By Areeba Shah
The 2016 pre-election polls predicted that Hillary Clinton’s probability of winning the presidency was about 90%. When she lost, 40% of Americans lost faith in elections, according to NPR.
Yet, the 2016 polls were among the most accurate in history, said Scott Keeter, a senior survey adviser at Pew Research Center. As 2020 approaches, pollsters are changing how they average data by including education to produce more accurate results.
Voter engagement also remains higher compared with previous cycles, helping fuel more specific numbers. Close to 156 million people could vote in the upcoming elections, an increase from the 139 million who cast ballots in 2016, according to the democratic voter-targeting firm Catalist.
How polling works today
Four years ago, telephone surveys offered the most effective tool in measuring attitudes of voters, but online data-gathering systems have grown more accurate, Keeter said.
Pew relies on its American Trends Panel for political polling, which draws a random sample of all national addresses and mails residents a letter, asking them to join their online surveys. They add participants to a large national sample that pollsters reference in future studies.
Their second method includes online opt-in surveys, which consists of people who choose to take part in the interviews. While these polls are cheaper to conduct since people choose to participate (hoping to win a gift card), they often don’t represent the country as accurately.
“We don’t really know where the people have come from, and the best we can do is to try to statistically adjust the data after they’ve been collected to make them look like the country,” Keeter said.
The data include information about the individual’s age, gender, race, education level and residence to ensure it represents the population at large. By comparing its findings to census data on the same questions, Pew ensures the accuracy of its samples.
If the results don’t match, Pew adjusts its data through a process called weighting, which ensures the sample more accurately reflects the population of the entire country.
For example, if pollsters mostly interview 18-year-old high schoolers in a south Florida town, they will reduce the impact of responses from young people to more precisely represent the demographics of the town.
What’s happening with 2020 election polls
Heading into this year’s election cycle, organizations like the Siena College Research Institute, an affiliate of Siena College in New York State, are preparing to conduct high-quality polling by focusing on what the electorate looks like and measuring who turns out to vote.
In partnership with The New York Times, they are publishing live poll results on Americans’ views on political figures and key issues in six battleground states – Arizona, Michigan, Wisconsin, Pennsylvania, North Carolina and Florida.
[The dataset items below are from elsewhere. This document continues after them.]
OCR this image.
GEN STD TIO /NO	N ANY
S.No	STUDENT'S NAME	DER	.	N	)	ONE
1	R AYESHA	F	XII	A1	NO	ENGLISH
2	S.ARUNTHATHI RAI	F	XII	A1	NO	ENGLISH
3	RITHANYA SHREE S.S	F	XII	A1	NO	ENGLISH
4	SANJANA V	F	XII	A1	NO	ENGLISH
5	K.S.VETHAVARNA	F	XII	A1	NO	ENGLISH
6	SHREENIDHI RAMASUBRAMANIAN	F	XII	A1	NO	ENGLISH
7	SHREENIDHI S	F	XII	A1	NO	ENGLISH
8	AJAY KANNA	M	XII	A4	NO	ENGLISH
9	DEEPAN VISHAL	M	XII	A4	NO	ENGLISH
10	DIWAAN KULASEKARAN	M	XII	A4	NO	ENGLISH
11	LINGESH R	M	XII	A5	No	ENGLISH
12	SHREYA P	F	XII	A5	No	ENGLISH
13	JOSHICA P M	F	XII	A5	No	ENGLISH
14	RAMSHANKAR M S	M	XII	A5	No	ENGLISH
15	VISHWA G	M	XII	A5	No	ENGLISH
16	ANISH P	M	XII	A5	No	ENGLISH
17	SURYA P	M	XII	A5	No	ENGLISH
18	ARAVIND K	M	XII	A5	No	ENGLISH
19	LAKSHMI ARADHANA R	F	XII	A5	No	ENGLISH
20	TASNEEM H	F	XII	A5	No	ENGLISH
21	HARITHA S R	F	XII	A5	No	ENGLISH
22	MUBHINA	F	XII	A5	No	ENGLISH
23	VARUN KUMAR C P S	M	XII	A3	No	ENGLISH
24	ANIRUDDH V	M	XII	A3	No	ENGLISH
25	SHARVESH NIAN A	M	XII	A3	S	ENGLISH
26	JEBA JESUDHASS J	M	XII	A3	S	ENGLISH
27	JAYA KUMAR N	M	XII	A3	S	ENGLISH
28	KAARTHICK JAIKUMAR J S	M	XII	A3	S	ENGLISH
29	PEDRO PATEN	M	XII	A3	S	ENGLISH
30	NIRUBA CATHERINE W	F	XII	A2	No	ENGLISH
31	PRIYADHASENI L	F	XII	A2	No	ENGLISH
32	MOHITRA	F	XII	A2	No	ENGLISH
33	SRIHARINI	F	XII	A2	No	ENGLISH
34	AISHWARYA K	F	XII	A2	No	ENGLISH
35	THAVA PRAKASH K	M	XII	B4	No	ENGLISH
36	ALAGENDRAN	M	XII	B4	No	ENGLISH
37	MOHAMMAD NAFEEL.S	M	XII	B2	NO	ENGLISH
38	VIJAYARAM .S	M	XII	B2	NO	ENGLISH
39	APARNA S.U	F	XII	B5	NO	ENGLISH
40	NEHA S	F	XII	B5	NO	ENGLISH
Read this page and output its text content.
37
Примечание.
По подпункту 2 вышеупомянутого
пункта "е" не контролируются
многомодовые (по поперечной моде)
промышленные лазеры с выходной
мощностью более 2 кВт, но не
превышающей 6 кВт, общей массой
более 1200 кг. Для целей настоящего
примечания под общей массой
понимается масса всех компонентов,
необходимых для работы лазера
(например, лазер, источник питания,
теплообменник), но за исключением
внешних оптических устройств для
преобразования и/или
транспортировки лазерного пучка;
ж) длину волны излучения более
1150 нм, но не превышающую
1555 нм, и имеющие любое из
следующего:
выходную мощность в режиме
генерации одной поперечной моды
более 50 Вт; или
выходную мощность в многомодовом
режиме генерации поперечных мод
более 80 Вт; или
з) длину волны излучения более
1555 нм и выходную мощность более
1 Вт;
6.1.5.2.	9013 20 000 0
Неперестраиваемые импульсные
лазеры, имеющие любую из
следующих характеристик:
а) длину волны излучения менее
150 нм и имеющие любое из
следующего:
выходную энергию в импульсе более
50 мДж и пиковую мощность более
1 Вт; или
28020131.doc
The Siena College Poll starts with a list of registered voters’ landline and cell phone numbers. Participants are asked about their previous voting behavior to determine if they will show up to vote, said Meghan Crawford, the poll’s data management director.
In its latest battleground polls, Siena College Poll conducted interviews with 3,766 registered voters from Oct. 13 to Oct. 26 and found between 44% to 52% of them opposed the impeachment and removal of President Donald Trump in all six states.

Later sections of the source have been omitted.